Monday, March 26, 2007

Contra Costa Times: Tedford king of offensive chess

BERKELEY - To Cal coach Jeff Tedford, calling plays in football is a lot like playing chess. You think multiple moves ahead. You choose plays not only for immediate gratification, but also as part of a grand plan for a bigger payoff later in the game. Step by step, you set the stage to hopefully spring the perfect offensive play against the perfectly vulnerable defense. "And then bang, it happens," Tedford said Thursday, sitting in his office, just hours before another spring practice. "It's exciting. It's invigorating. "There's a great feeling of excitement when you can kind of set things up through the field and call something right when (it) matches up. Because you've studied it and you saw it and then, bam! Your team is able to do it." The play-calling thrill will be back for Tedford this coming season, which begins for Cal with a Sept. 1 rematch against Tennessee, this time at Memorial Stadium. He delegated most of that job last season to then first-year Cal offensive coordinator Mike Dunbar.

Dunbar, a devout believer in the spread offense, went one-and-done at Cal. He left after the 2006 season to become offensive coordinator at Minnesota, where he'll be free to rely solely on the spread attack. Longtime offensive line coach Jim Michalczik will double as Cal's offensive coordinator, but his extra duties will be "more organizational," Tedford said last month after promoting Michalczik. Tedford, predictably, downplayed the importance of his return as Cal's primary play caller. He said play calling is a group effort, as is creating each week's game plan. He said Dunbar did a "nice job" of calling plays last season. Maybe so. But if I'm a Cal fan, I want Tedford calling my team's plays, and I'm celebrating his return to that role.  Yes, Cal's offense now includes the shotgun formation and elements of the spread, thanks to Dunbar. But this is still basically the same attack -- plus a few wrinkles -- that Tedford installed when he came to Cal in 2002 from Oregon, where he was the Ducks' offensive coordinator for four years.

Tedford isn't one of these coaches who has torn rotator cuffs from patting himself on the back. So you'd expect him to downplay the importance of this change. But the truth is no one knows Cal's offense better than Tedford. No one plays a bigger role each week when Cal creates its offensive game plan. No one is better suited to call Cal's offensive plays. It simply makes sense for Tedford to do this job, just as it made sense for Bill Walsh to call the plays at Stanford and with the 49ers. Tedford said he hired Dunbar to incorporate parts of the spread attack into his more traditional scheme, not to go all-spread, all the time. With Dunbar calling most of the plays, Cal led the Pac-10 in scoring and total offense. It's hard to complain about those rankings. On the other hand, the Bears offense struggled down the stretch in the regular-season, scoring a combined three touchdowns against Arizona, USC and Stanford. Cal lost to the Wildcats and Trojans and beat the Cardinal by just nine points.

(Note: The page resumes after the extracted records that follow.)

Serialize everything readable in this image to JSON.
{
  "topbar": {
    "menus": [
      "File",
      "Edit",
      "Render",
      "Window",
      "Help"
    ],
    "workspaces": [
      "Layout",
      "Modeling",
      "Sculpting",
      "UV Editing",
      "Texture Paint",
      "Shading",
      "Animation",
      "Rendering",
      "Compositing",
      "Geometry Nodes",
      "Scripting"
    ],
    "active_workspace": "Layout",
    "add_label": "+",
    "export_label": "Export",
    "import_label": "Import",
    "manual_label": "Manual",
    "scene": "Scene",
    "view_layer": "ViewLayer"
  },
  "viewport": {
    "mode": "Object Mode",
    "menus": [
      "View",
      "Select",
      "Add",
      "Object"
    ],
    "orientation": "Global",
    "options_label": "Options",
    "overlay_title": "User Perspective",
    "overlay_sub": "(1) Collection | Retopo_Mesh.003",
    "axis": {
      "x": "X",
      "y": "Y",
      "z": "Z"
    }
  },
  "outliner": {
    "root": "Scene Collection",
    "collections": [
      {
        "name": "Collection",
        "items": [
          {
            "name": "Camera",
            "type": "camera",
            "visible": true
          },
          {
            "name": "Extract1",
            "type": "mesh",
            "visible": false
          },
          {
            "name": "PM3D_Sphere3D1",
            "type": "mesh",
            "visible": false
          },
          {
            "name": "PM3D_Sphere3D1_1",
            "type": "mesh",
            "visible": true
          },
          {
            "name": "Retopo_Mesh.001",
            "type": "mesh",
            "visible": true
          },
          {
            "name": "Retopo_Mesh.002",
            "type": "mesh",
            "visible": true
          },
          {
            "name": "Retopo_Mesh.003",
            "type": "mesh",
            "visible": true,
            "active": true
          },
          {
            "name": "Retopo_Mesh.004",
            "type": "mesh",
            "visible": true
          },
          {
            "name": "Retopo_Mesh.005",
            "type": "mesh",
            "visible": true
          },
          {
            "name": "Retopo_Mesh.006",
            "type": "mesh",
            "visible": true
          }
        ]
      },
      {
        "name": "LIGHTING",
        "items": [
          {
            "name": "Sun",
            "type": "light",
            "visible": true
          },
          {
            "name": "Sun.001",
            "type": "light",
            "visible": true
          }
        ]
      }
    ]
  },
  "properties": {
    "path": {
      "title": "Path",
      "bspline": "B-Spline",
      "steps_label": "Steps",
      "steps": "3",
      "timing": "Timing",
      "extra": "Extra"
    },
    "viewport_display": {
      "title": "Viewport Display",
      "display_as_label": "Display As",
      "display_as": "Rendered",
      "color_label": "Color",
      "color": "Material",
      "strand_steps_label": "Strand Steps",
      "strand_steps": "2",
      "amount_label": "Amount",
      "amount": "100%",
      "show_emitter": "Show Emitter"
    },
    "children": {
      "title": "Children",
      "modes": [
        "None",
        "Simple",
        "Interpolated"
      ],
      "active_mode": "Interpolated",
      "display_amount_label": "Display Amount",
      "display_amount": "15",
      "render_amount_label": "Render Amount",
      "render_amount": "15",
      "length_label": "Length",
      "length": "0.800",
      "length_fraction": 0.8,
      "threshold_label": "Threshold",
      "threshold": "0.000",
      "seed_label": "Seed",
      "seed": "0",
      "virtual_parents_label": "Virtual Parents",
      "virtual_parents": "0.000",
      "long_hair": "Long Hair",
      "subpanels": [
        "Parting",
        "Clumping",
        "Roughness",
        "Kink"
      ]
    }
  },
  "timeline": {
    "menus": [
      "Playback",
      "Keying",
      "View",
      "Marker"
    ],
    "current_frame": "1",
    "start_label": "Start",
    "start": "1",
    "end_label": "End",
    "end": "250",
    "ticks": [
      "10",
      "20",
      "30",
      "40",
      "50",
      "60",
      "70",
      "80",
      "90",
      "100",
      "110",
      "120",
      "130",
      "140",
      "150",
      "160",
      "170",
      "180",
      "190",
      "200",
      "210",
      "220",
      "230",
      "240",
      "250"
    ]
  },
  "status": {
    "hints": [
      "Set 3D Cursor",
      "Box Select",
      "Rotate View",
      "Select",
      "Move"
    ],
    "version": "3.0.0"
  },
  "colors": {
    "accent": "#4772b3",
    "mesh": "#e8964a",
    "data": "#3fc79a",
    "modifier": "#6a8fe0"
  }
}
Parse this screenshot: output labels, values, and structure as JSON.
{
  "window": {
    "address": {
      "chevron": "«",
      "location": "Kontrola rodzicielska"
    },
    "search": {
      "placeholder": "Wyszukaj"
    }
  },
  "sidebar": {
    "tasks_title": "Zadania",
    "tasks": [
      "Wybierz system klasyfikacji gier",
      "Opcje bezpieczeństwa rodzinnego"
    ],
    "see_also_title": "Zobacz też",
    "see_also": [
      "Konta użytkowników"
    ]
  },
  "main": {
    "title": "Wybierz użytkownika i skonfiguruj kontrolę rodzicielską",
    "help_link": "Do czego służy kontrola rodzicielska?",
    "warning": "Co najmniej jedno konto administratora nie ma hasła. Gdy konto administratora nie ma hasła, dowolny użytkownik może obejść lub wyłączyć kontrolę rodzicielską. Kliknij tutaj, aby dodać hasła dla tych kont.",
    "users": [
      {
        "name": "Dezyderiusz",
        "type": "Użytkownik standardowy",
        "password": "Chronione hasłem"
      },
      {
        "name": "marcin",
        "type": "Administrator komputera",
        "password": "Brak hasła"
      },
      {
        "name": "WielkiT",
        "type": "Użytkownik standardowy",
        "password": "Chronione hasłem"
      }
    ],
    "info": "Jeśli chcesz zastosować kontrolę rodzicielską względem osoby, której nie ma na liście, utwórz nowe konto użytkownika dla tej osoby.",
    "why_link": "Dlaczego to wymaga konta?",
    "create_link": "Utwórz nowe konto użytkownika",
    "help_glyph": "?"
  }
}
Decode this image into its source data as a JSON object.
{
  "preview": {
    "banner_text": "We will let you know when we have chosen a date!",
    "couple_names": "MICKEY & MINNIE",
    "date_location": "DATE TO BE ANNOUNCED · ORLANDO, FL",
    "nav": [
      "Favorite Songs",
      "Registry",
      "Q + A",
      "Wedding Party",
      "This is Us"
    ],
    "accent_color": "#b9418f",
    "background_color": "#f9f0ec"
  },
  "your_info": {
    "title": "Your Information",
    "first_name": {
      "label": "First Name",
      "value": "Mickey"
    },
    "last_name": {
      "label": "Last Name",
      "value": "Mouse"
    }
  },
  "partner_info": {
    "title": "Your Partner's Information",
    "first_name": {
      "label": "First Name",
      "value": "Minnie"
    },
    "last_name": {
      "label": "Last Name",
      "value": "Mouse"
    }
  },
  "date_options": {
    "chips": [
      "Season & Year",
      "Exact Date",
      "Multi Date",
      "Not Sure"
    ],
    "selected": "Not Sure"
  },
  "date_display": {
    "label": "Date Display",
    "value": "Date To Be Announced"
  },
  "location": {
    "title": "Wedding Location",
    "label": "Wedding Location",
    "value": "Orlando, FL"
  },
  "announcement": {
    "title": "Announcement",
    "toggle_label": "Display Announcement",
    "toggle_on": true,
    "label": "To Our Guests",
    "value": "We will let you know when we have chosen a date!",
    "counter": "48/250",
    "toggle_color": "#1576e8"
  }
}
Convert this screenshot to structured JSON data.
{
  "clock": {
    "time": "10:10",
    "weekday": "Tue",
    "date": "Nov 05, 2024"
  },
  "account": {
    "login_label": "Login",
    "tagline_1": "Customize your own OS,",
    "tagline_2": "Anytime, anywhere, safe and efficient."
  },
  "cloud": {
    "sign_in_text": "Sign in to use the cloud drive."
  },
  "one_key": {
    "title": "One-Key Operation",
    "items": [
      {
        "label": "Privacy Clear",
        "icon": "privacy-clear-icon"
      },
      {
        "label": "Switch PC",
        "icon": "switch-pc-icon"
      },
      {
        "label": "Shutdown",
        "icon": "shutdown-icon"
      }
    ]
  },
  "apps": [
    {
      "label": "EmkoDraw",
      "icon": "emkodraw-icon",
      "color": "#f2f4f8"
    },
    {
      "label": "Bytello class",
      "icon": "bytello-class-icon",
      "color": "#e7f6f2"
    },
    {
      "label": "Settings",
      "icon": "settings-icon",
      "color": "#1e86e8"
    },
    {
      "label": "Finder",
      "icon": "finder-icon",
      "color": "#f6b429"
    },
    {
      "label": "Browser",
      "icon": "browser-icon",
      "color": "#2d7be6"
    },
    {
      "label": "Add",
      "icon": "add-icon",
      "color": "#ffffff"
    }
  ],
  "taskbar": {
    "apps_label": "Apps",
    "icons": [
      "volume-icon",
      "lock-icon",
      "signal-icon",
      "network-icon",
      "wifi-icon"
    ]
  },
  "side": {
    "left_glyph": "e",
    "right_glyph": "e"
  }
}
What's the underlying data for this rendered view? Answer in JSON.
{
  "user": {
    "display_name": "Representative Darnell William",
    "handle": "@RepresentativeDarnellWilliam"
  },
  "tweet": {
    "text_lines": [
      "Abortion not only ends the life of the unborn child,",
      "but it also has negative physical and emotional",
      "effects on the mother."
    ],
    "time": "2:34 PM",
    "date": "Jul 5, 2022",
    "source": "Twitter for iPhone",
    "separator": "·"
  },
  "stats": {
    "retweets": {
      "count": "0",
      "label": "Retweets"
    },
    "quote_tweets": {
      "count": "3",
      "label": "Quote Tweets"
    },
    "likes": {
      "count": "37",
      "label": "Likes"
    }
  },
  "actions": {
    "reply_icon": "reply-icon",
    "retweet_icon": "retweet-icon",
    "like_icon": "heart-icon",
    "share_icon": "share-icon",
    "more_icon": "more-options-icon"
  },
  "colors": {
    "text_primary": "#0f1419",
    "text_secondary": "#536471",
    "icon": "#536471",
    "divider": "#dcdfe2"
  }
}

"I don't think that had anything to do with play calling," Tedford said of the slump. "I really don't. I thought Mike did a nice job of calling plays. ... I agree with Mike's philosophy of play calling." That's all well and good. But it's only logical that there were some kinks in Cal's offense last year. Because Dunbar, who made a name for himself at Northwestern as a spread offense guru, was helping to design game plans and was calling plays for an offense that was still primarily Tedford's. How couldn't there be a disconnect of sorts? "We're not going to be 100 percent spread," Tedford said. "We're going to mix and match and try to balance certain concepts and schemes, depending on who we're playing. That's the goal. Mike really likes to be completely spread." Tedford said his expanded role will make him adjust his game-day approach this season. Last season Tedford was able to pay closer attention to all aspects of the game as it unfolded. This year he'll need to lean more toward play-calling tunnel vision. "I heard something the other day on TV. Bill Walsh was talking about how he had to remove himself from the game when he was a play caller," Tedford said.  "So all the other things would be external, so he could just focus on down-and-distance and play calling. It takes a lot of concentration to set things up and to do that."  For Cal, that's a tradeoff worth making if it means Tedford's free to concentrate on making the right moves in his gridiron chess match.